Saturday, May 30, 2009

Some folks are wise and some are otherwise

For excellent reasons, conservatives have been comparing Sonia Sotomayor's so-called "compelling background" with those of a number of highly qualified judges who overcame serious obstacles on their paths to success before having their ascent to a District or Circuit court sabotaged by Democrats. Other parallels have been drawn between her background and that of minority politicians and political advisors. As a party, Democrats have enthusiastically displayed their intended lack of racial bias by viciously attacking members of minority groups who happened to be not only highly accomplished but also conservative in their viewpoints.

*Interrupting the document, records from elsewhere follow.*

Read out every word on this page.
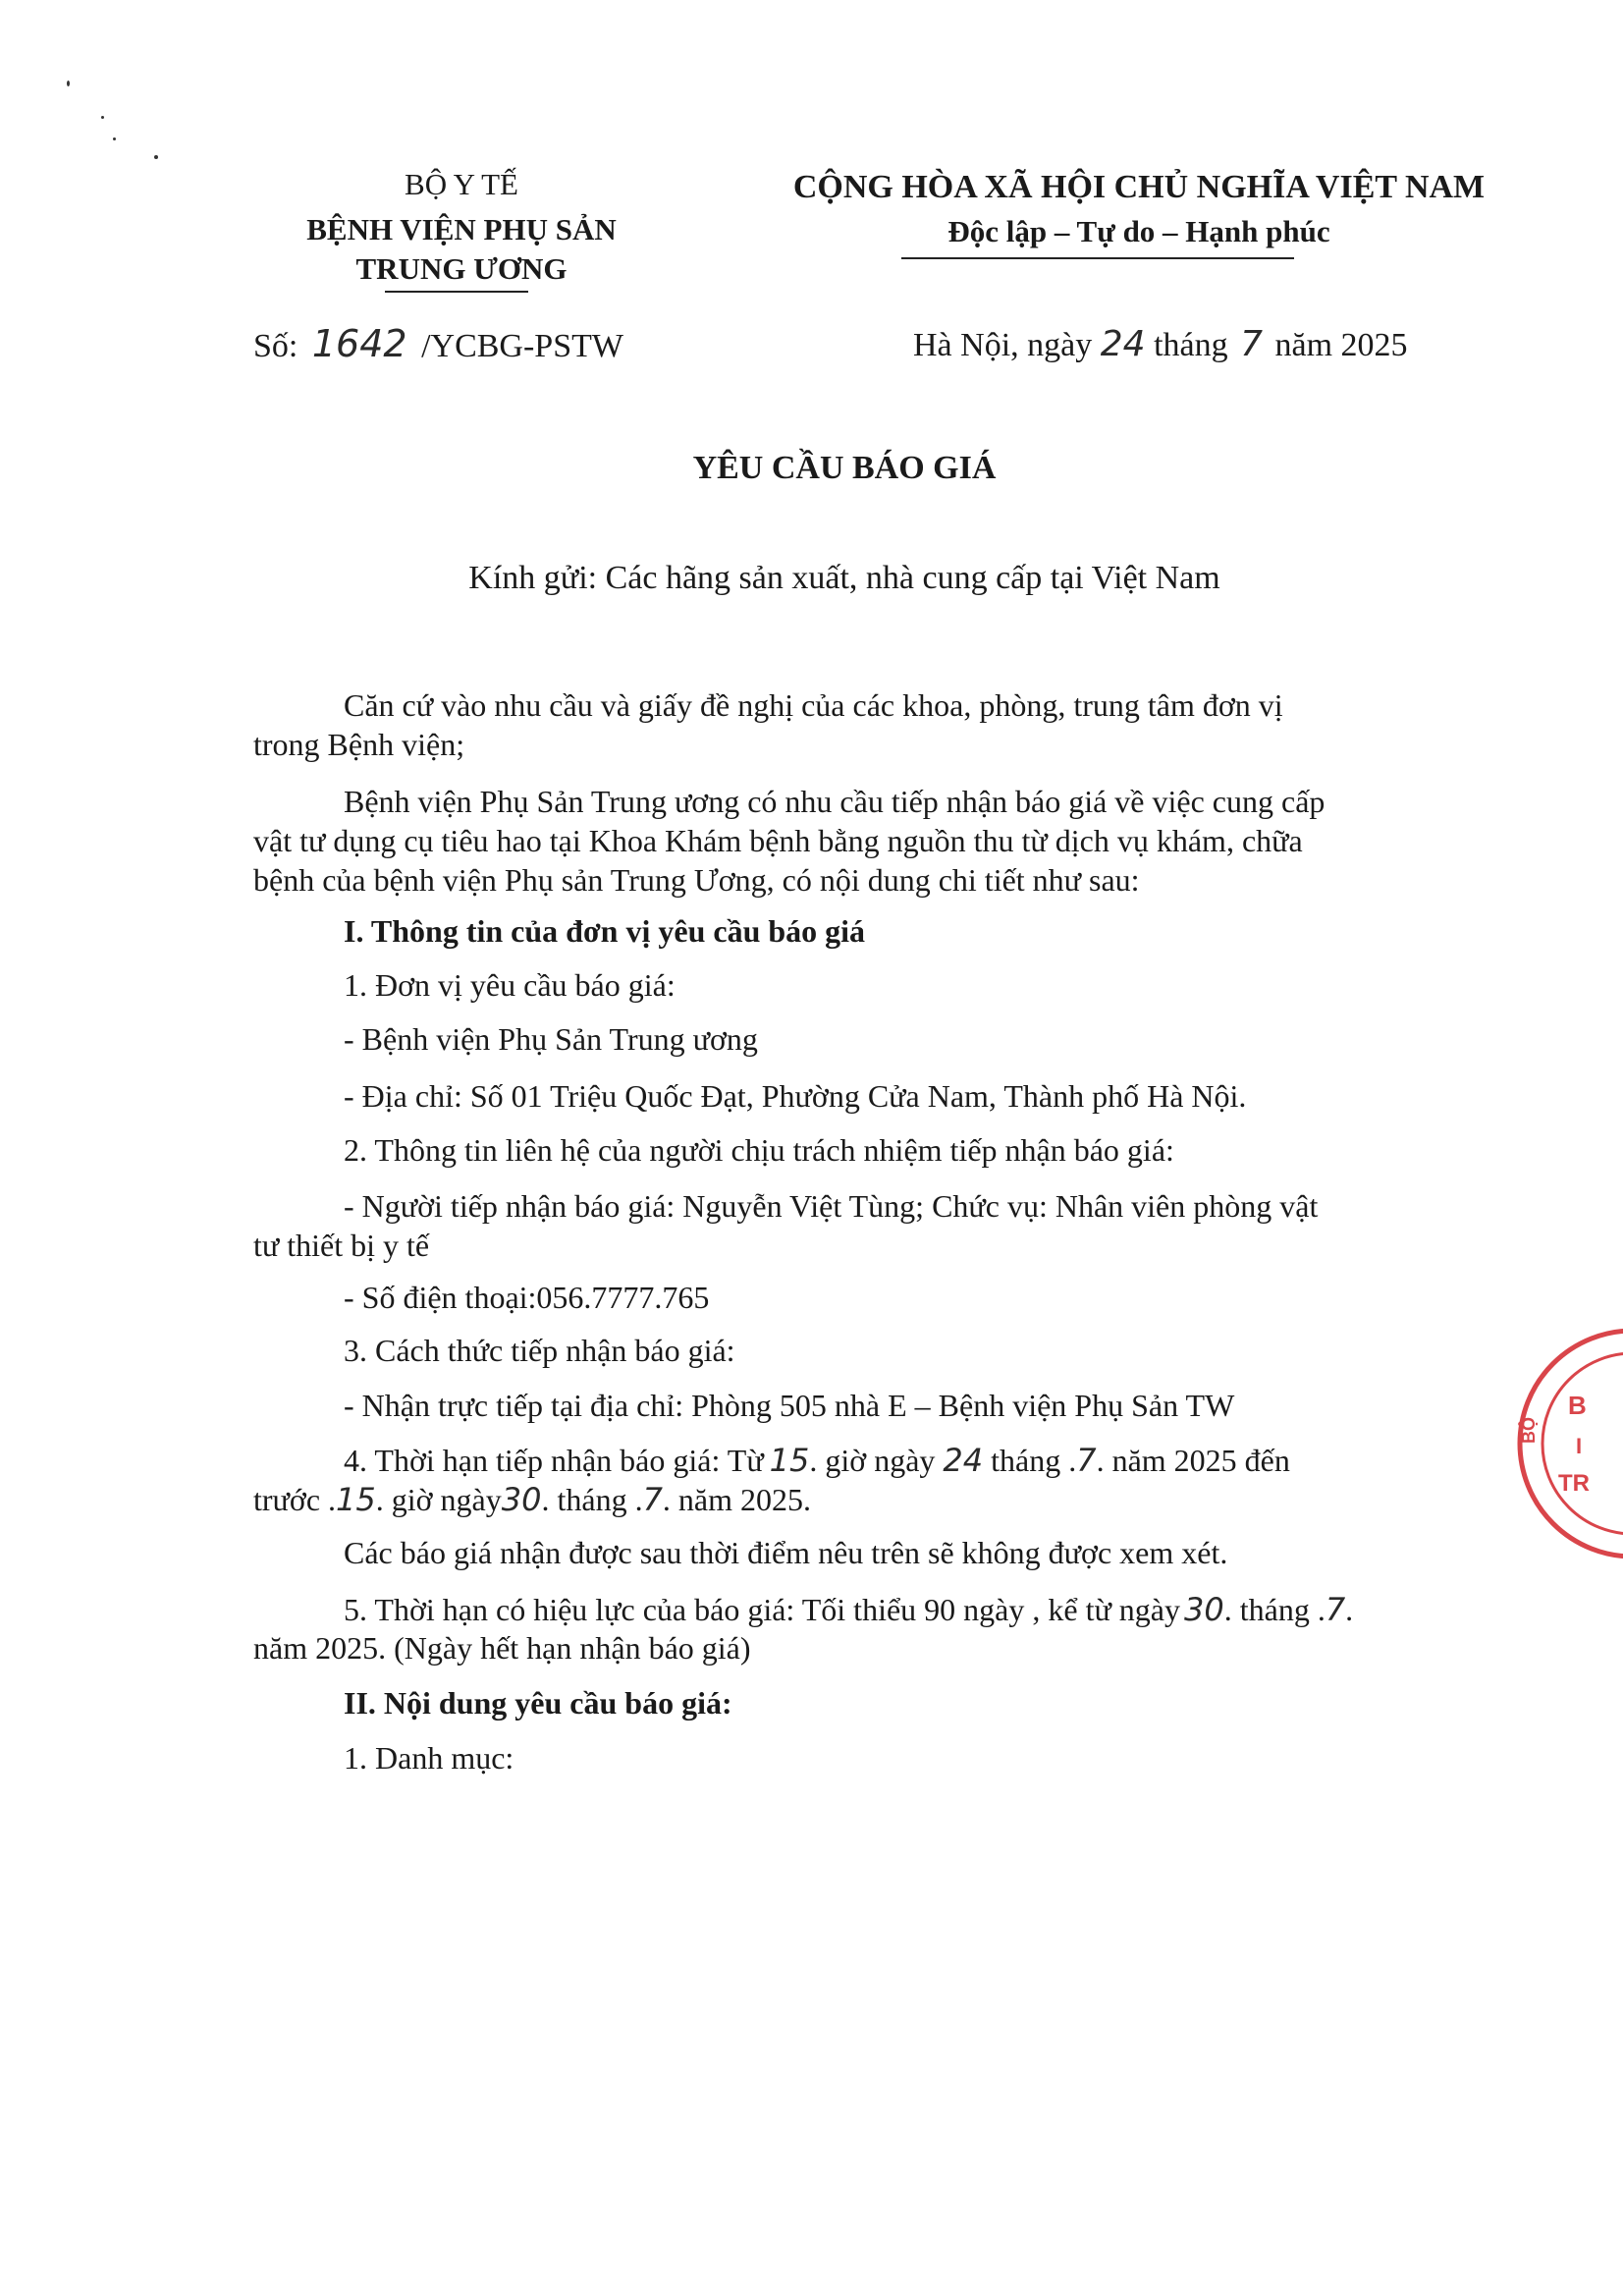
BỘ Y TẾ
BỆNH VIỆN PHỤ SẢN
TRUNG ƯƠNG
Số: 1642 /YCBG-PSTW
CỘNG HÒA XÃ HỘI CHỦ NGHĨA VIỆT NAM
Độc lập – Tự do – Hạnh phúc
Hà Nội, ngày 24 tháng 7 năm 2025
YÊU CẦU BÁO GIÁ
Kính gửi: Các hãng sản xuất, nhà cung cấp tại Việt Nam
Căn cứ vào nhu cầu và giấy đề nghị của các khoa, phòng, trung tâm đơn vị
trong Bệnh viện;
Bệnh viện Phụ Sản Trung ương có nhu cầu tiếp nhận báo giá về việc cung cấp
vật tư dụng cụ tiêu hao tại Khoa Khám bệnh bằng nguồn thu từ dịch vụ khám, chữa
bệnh của bệnh viện Phụ sản Trung Ương, có nội dung chi tiết như sau:
I. Thông tin của đơn vị yêu cầu báo giá
1. Đơn vị yêu cầu báo giá:
- Bệnh viện Phụ Sản Trung ương
- Địa chỉ: Số 01 Triệu Quốc Đạt, Phường Cửa Nam, Thành phố Hà Nội.
2. Thông tin liên hệ của người chịu trách nhiệm tiếp nhận báo giá:
- Người tiếp nhận báo giá: Nguyễn Việt Tùng; Chức vụ: Nhân viên phòng vật
tư thiết bị y tế
- Số điện thoại:056.7777.765
3. Cách thức tiếp nhận báo giá:
- Nhận trực tiếp tại địa chỉ: Phòng 505 nhà E – Bệnh viện Phụ Sản TW
4. Thời hạn tiếp nhận báo giá: Từ 15. giờ ngày 24 tháng .7. năm 2025 đến
trước .15. giờ ngày30. tháng .7. năm 2025.
Các báo giá nhận được sau thời điểm nêu trên sẽ không được xem xét.
5. Thời hạn có hiệu lực của báo giá: Tối thiểu 90 ngày , kể từ ngày 30. tháng .7.
năm 2025. (Ngày hết hạn nhận báo giá)
II. Nội dung yêu cầu báo giá:
1. Danh mục:
B
I
TR
BỘ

Sotomayor and her sponsor, Barack Obama, have gone out of their way to wrap the judge in the flag of a Bronx tenement, but, as J. C. Arenas at American Thinker pointed out:
Sotomayor can keep playing the poor, underprivileged Boricua, but let's be real, she's spent her childhood in private school environments, early adulthood amongst the Ivy League elite, and most of her adulthood as a corporate attorney and judge living in Greenwich Village, where the average household income tops that of the entire NY metro area and 98% of the residents are White. I guess that's what she means by her rich experience.
But step a micron or two outside the box and compare the "richness" of Sotomayor's life experience with that of a woman who is neither black nor a Latina, as briefly described by Victor Davis Hanson (via Snaggletoothie of the Loyal Opposition):
I would have thought that a female candidate for vice president who came from Wasilla, Alaska, and with three children at the time volunteered to get involved in community projects, then served on the city council (and as a member of a small town I can assure you that being a mayor of a small town is no easy thing), and, after doing that, running for national office in Alaska as lieutenant governor, and serving on an oil commission, then being governor and having further executive experience-- that would resonate with women all across the United States. (Tip of the hat to Yukio Ngaby at Critical Narrative)
Plus, I might add, running for vice president of the United States with a newborn infant on her shoulder. Not to mention being the youngest, and first female, governor in the history of her state, the mother of five children (one of whom is serving in the infantry in Iraq, one of whom is a teenage mom, and one of whom has Down Syndrome), who can run a professional fishing vessel and hunt wild game, and who is married to a man who won the Iron Dog five years in a row and built their family home. She has played hardball with major oil companies, both domestic and foreign, and won, with excellent results for her state's and our nation's energy future, once we get around to using our own oil and natural gas resources.

Yeah, that's a boring, substandard story. Ask any Democrat.